I Should Learn to Use AI
My software engineer partner comes into my office, sits down on the sofa bed (it's also the spare room), and tells me I should learn to use AI. I guess I knew this was coming. It's hard to have listened to podcasts, read articles and spoken to people in the last year or so without the topic of AI eventually coming up. But I've just trained to be a graphic designer and I want to do something creative. It was hard enough to learn to use my computer to design things, I say. Can't I just take a minute?
The fact is though, I can't. I've looked at the jobs that are out there. I want a general graphic design job which involves doing a variety of print, digital, spatial (and so on) roles, so I can work out which specific area to specialise in and grow my career. But every job I look at says I need to know how to take and edit videos, show an understanding of social media algorithms, or incorporate AI into my workflow.

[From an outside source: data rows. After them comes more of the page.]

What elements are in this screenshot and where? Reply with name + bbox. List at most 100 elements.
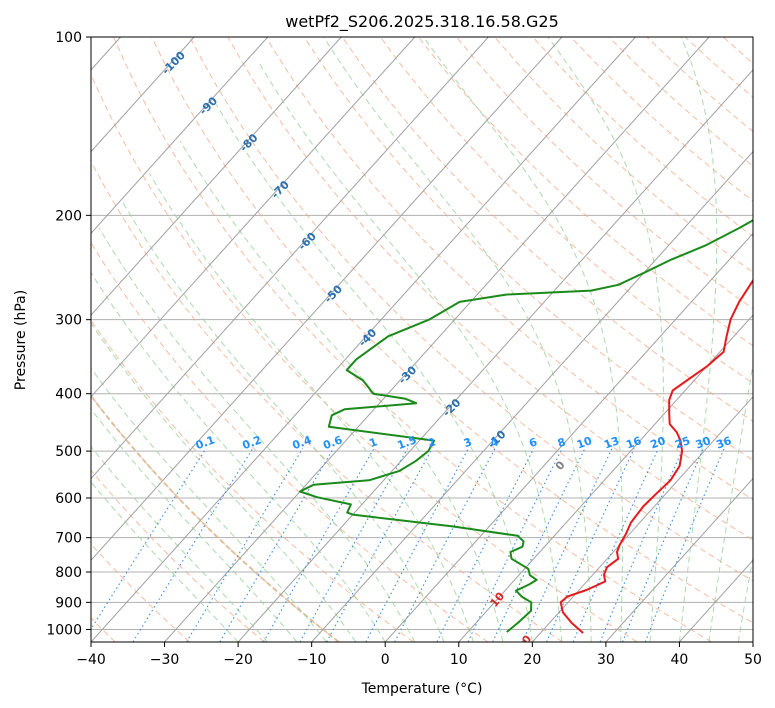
isotherm-line: [91, 37, 563, 562]
y-tick-label: 600: [55, 491, 82, 507]
mixing-ratio-line: [436, 448, 535, 642]
mixing-ratio-line: [91, 448, 207, 630]
plot-frame: [90, 36, 754, 643]
dry-adiabat: [456, 37, 753, 310]
dry-adiabat: [91, 160, 563, 642]
x-tick-label: −20: [223, 652, 253, 668]
x-tick-label: 20: [523, 652, 541, 668]
moist-adiabat: [737, 554, 753, 642]
y-tick-label: 100: [55, 30, 82, 46]
mixing-ratio-label: 25: [673, 434, 692, 451]
mixing-ratio-label: 0.4: [291, 433, 314, 452]
x-tick-label: 40: [671, 652, 689, 668]
mixing-ratio-lines: [91, 448, 725, 642]
dry-adiabat: [91, 395, 340, 642]
dry-adiabat: [265, 37, 753, 501]
chart-title: wetPf2_S206.2025.318.16.58.G25: [285, 12, 559, 32]
dry-adiabat: [91, 469, 265, 642]
moist-adiabat: [179, 141, 504, 642]
mixing-ratio-line: [599, 448, 684, 642]
isotherm-line: [384, 232, 753, 642]
x-tick-label: 0: [381, 652, 390, 668]
isotherm-line: [91, 37, 195, 153]
isotherm-line: [237, 69, 753, 642]
isotherm-line: [91, 37, 269, 235]
isotherm-line: [91, 37, 342, 316]
moist-adiabat: [678, 37, 718, 642]
moist-adiabat: [323, 37, 592, 642]
moist-adiabat: [122, 201, 445, 642]
mixing-ratio-label: 3: [462, 435, 474, 450]
mixing-ratio-label: 36: [714, 434, 733, 452]
mixing-ratio-line: [263, 448, 375, 642]
mixing-ratio-line: [572, 448, 659, 642]
y-axis-label: Pressure (hPa): [13, 290, 29, 390]
mixing-ratio-line: [219, 448, 334, 642]
x-tick-label: −30: [150, 652, 180, 668]
mixing-ratio-label: 0.6: [321, 433, 344, 452]
y-tick-label: 400: [55, 387, 82, 403]
y-tick-label: 200: [55, 208, 82, 224]
moist-adiabat: [257, 61, 563, 642]
y-tick-label: 1000: [46, 622, 82, 638]
mixing-ratio-label: 20: [649, 434, 668, 452]
moist-adiabat: [98, 227, 416, 642]
dry-adiabat: [91, 241, 489, 642]
temperature-profile-line: [559, 278, 753, 634]
mixing-ratio-label: 4: [489, 435, 501, 450]
mixing-ratio-line: [546, 448, 635, 642]
isotherm-line: [91, 37, 416, 398]
moist-adiabat-label: 20: [514, 632, 534, 652]
mixing-ratio-label: 13: [602, 434, 621, 451]
moist-adiabat: [91, 271, 386, 642]
x-axis-label: Temperature (°C): [361, 681, 483, 697]
isotherm-line: [311, 150, 753, 642]
isotherm-line: [605, 477, 753, 642]
mixing-ratio-label: 0.1: [194, 433, 217, 452]
isotherm-line: [458, 314, 753, 642]
dry-adiabat: [91, 394, 340, 642]
y-tick-label: 800: [55, 565, 82, 581]
mixing-ratio-label: 8: [556, 435, 568, 450]
y-tick-label: 500: [55, 444, 82, 460]
x-tick-label: 30: [597, 652, 615, 668]
mixing-ratio-label: 16: [624, 434, 643, 452]
moist-adiabat: [423, 37, 623, 642]
dry-adiabat: [91, 543, 191, 642]
mixing-ratio-label: 30: [694, 434, 713, 452]
moist-adiabats: [91, 37, 753, 642]
dry-adiabat: [151, 37, 753, 624]
mixing-ratio-line: [186, 448, 304, 642]
mixing-ratio-label: 0.2: [241, 433, 264, 452]
isotherms: [91, 37, 753, 642]
moist-adiabat: [215, 104, 533, 642]
dry-adiabat: [189, 37, 753, 582]
y-axis-ticks: 100 200 300 400 500 600 700 800 900 1000: [46, 30, 91, 638]
moist-adiabat: [708, 361, 753, 642]
mixing-ratio-label: 1: [367, 435, 379, 450]
y-tick-label: 300: [55, 313, 82, 329]
sounding-series: [299, 219, 753, 634]
mixing-ratio-label: 10: [575, 434, 594, 452]
moist-adiabat: [547, 37, 664, 642]
isotherm-line: [91, 37, 489, 480]
mixing-ratio-line: [299, 448, 409, 642]
plot-area: -100-90-80-70-60-50-40-30-20-100.1 0.2 0.4…: [91, 37, 753, 652]
mixing-ratio-label: 2: [426, 435, 438, 450]
moist-adiabat: [91, 367, 327, 642]
moist-adiabat: [91, 481, 239, 642]
mixing-ratio-label: 6: [527, 435, 539, 450]
mixing-ratio-line: [521, 448, 613, 642]
mixing-ratio-label: 1.5: [396, 433, 419, 452]
x-tick-label: 50: [744, 652, 762, 668]
x-tick-label: 10: [450, 652, 468, 668]
moist-adiabat: [149, 173, 474, 642]
x-axis-ticks: −40 −30 −20 −10 0 10 20 30 40 50: [76, 642, 762, 668]
x-tick-label: −10: [297, 652, 327, 668]
isotherm-line: [91, 37, 636, 642]
y-tick-label: 900: [55, 595, 82, 611]
x-tick-label: −40: [76, 652, 106, 668]
y-tick-label: 700: [55, 531, 82, 547]
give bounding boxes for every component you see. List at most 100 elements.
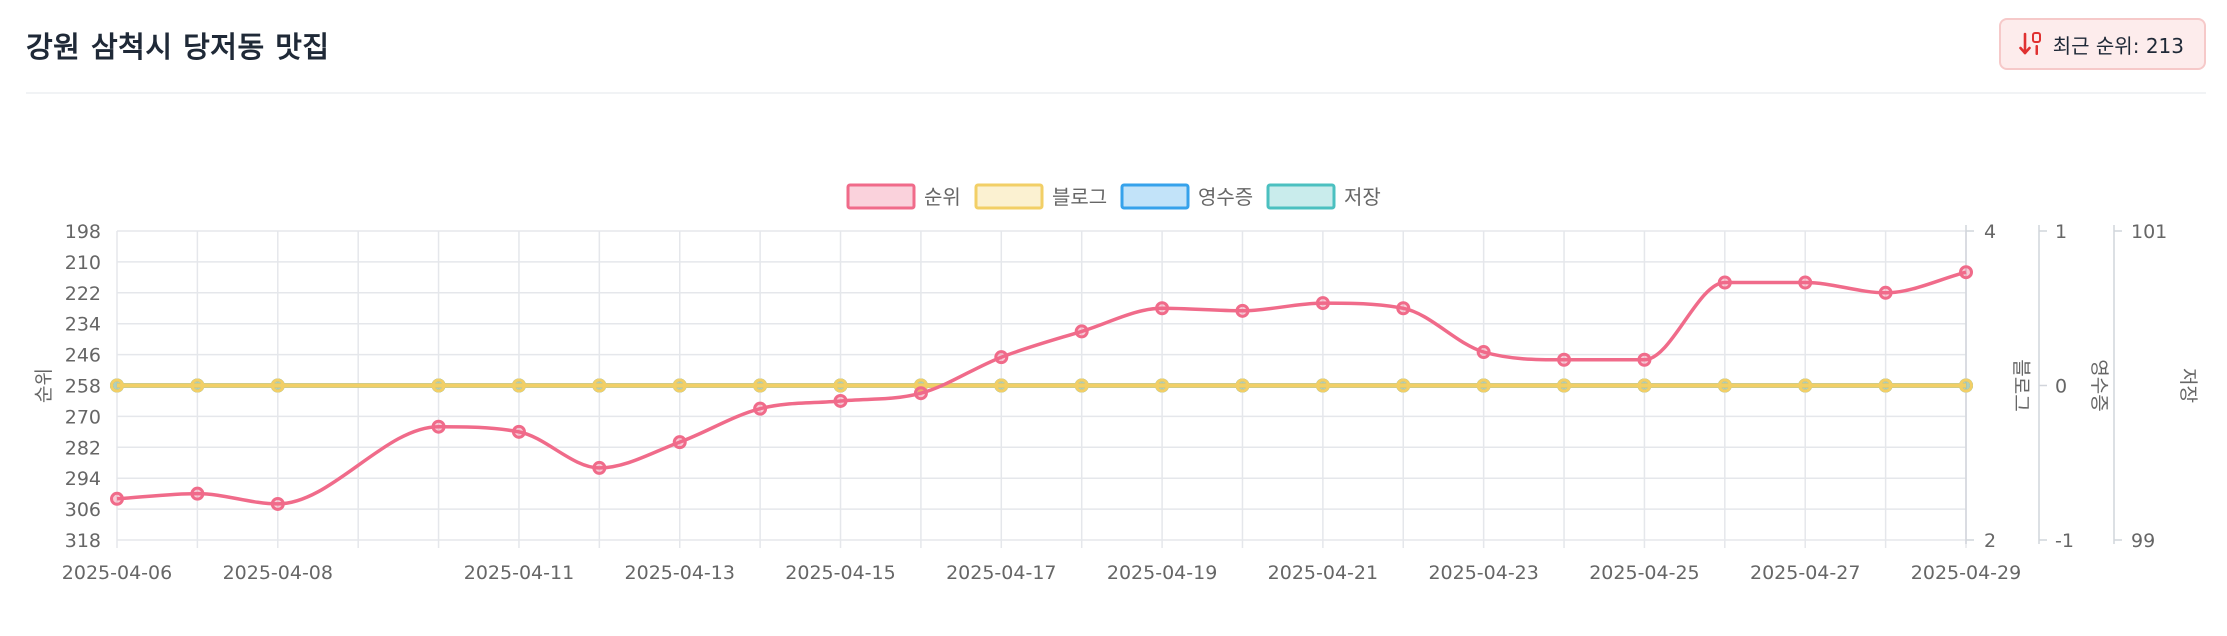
data-point — [1959, 265, 1973, 280]
data-point — [994, 350, 1009, 365]
data-point — [672, 435, 687, 450]
x-tick-label: 2025-04-17 — [946, 562, 1056, 584]
x-tick-label: 2025-04-23 — [1428, 562, 1538, 584]
data-point — [753, 401, 768, 416]
y-axis-title: 순위 — [33, 368, 55, 403]
y-tick-label: -1 — [2055, 530, 2074, 552]
x-tick-label: 2025-04-06 — [62, 562, 172, 584]
y-tick-label: 234 — [65, 314, 101, 336]
y-tick-label: 210 — [65, 252, 101, 274]
x-tick-label: 2025-04-08 — [223, 562, 333, 584]
data-point — [190, 486, 205, 501]
legend-item: 저장 — [1266, 183, 1381, 210]
data-point — [1637, 352, 1652, 367]
chart-legend: 순위 블로그 영수증 저장 — [846, 183, 1381, 210]
legend-item: 순위 — [846, 183, 961, 210]
legend-item: 영수증 — [1120, 183, 1253, 210]
x-tick-label: 2025-04-29 — [1911, 562, 2021, 584]
page-header: 강원 삼척시 당저동 맛집 최근 순위: 213 — [26, 0, 2206, 94]
y-tick-label: 282 — [65, 437, 101, 459]
y-axis-save: 101 99 저장 — [2113, 221, 2199, 552]
data-point — [1476, 378, 1491, 393]
y-tick-label: 1 — [2055, 221, 2067, 243]
data-point — [672, 378, 687, 393]
legend-label: 영수증 — [1198, 185, 1253, 209]
data-point — [431, 378, 446, 393]
y-tick-label: 198 — [65, 221, 101, 243]
data-point — [1557, 378, 1572, 393]
legend-label: 순위 — [924, 185, 961, 209]
data-point — [833, 393, 848, 408]
y-axis-title: 영수증 — [2088, 359, 2110, 411]
series-line — [116, 270, 1967, 506]
data-point — [833, 378, 848, 393]
data-point — [270, 496, 285, 511]
y-axis-receipt: 1 0 -1 영수증 — [2038, 221, 2110, 552]
legend-swatch — [846, 183, 916, 210]
y-tick-label: 306 — [65, 499, 101, 521]
data-point — [511, 378, 526, 393]
y-tick-label: 318 — [65, 530, 101, 552]
data-point — [1557, 352, 1572, 367]
y-axis-blog: 4 2 블로그 — [1965, 221, 2032, 552]
y-tick-label: 246 — [65, 345, 101, 367]
data-point — [1315, 378, 1330, 393]
data-point — [1074, 324, 1089, 339]
x-tick-label: 2025-04-25 — [1589, 562, 1699, 584]
data-point — [913, 386, 928, 401]
data-point — [1476, 345, 1491, 360]
series-blog — [110, 378, 1973, 393]
y-axis-title: 블로그 — [2010, 359, 2032, 411]
y-axis-rank: 198 210 222 234 246 258 270 282 294 306 318 순위 — [33, 221, 101, 552]
y-tick-label: 0 — [2055, 376, 2067, 398]
series-rank — [110, 265, 1973, 511]
page-title: 강원 삼척시 당저동 맛집 — [26, 30, 330, 64]
x-tick-label: 2025-04-27 — [1750, 562, 1860, 584]
y-axis-title: 저장 — [2177, 368, 2199, 403]
y-tick-label: 99 — [2131, 530, 2155, 552]
data-point — [270, 378, 285, 393]
data-point — [1315, 296, 1330, 311]
data-point — [1155, 378, 1170, 393]
data-point — [592, 378, 607, 393]
y-tick-label: 101 — [2131, 221, 2167, 243]
data-point — [994, 378, 1009, 393]
data-point — [1798, 275, 1813, 290]
chart-gridlines — [116, 230, 1967, 548]
data-point — [1637, 378, 1652, 393]
legend-item: 블로그 — [974, 183, 1107, 210]
legend-swatch — [1266, 183, 1336, 210]
data-point — [1235, 303, 1250, 318]
data-point — [1155, 301, 1170, 316]
data-point — [1396, 378, 1411, 393]
y-tick-label: 222 — [65, 283, 101, 305]
y-tick-label: 294 — [65, 468, 101, 490]
data-point — [1717, 378, 1732, 393]
x-tick-label: 2025-04-21 — [1268, 562, 1378, 584]
x-tick-label: 2025-04-19 — [1107, 562, 1217, 584]
data-point — [1959, 378, 1973, 393]
data-point — [1878, 285, 1893, 300]
y-tick-label: 258 — [65, 376, 101, 398]
data-point — [190, 378, 205, 393]
data-point — [1717, 275, 1732, 290]
x-tick-label: 2025-04-15 — [785, 562, 895, 584]
data-point — [511, 424, 526, 439]
data-point — [753, 378, 768, 393]
data-point — [1798, 378, 1813, 393]
data-point — [110, 378, 124, 393]
data-point — [1396, 301, 1411, 316]
legend-label: 블로그 — [1052, 185, 1107, 209]
y-tick-label: 2 — [1984, 530, 1996, 552]
data-point — [431, 419, 446, 434]
data-point — [592, 460, 607, 475]
data-point — [110, 491, 124, 506]
data-point — [1235, 378, 1250, 393]
legend-swatch — [974, 183, 1044, 210]
y-tick-label: 270 — [65, 406, 101, 428]
sort-down-numeric-icon — [2018, 32, 2041, 55]
x-axis: 2025-04-06 2025-04-08 2025-04-11 2025-04-13… — [62, 562, 2021, 584]
recent-rank-label: 최근 순위: — [2052, 33, 2140, 58]
recent-rank-value: 213 — [2145, 33, 2184, 58]
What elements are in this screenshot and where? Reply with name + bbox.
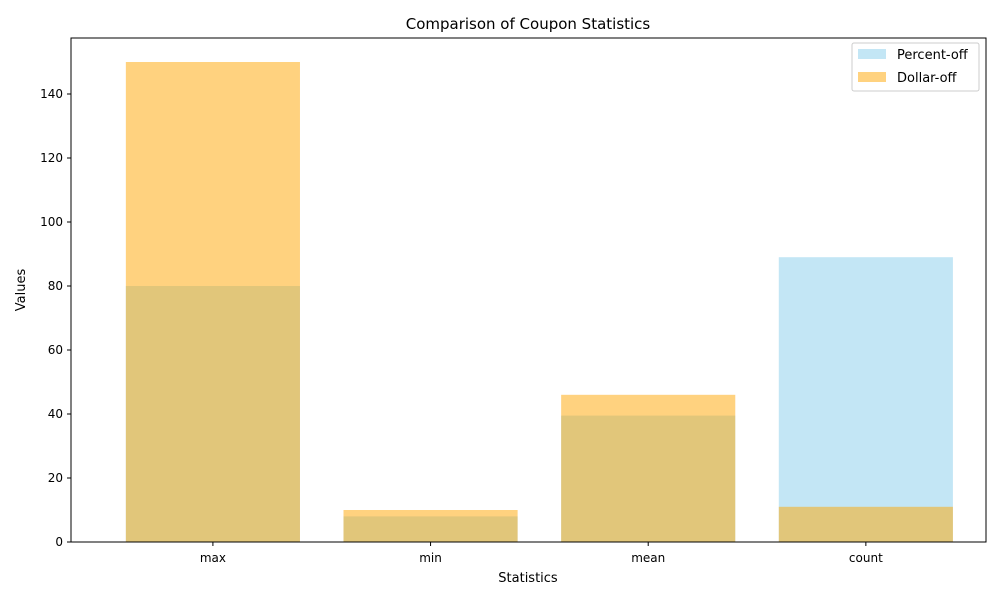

Not being funny, but I didn't even know I had a "workflow" a few months ago. That is not, of course, to say that I haven't had a workflow in each of my previous jobs. It's just that we never called it that! I've only ever been adjacent to the business or tech speak that makes up a lot of modern jobs. My roles have tended to focus more on helping people in various ways, with some admin, marketing, events or working with my hands thrown in the mix. I had to spend quite a bit of time thinking about what my workflow was, before I could even begin to comprehend how to improve it!
I push back at first… It's not really me… I'm not a tech person (you know that!)... I don't have the first clue about how to talk to a computer. The problem is, he has a point.
This is where the world is going, and the industry that I want to get into is, perhaps even more than most, an area where AI will likely make a huge impact. Hopefully not in what makes good design, or how to personalise and humanise design. But certainly in the undeniable fact that technology is behind almost everything we do as designers these days, and ignore that at your peril.
So I resign myself to saying I will look into it. And here begins my journey into the 21st century, not quite kicking and screaming but certainly (it feels at first) less than fully enthusiastic about embracing this "new" technology that people are raving about.
Am I a luddite? Well, I can use a computer for most day to day things, and I love having a phone with easy access to knowledge in my pocket. But I don't much like social media, never have got on board with it really (just ask my school/uni friends), and I would often prefer to write with a pen and paper or read a physical book than the digital alternatives. I may be in my early forties, but I sometimes think I might have a technology age of 70!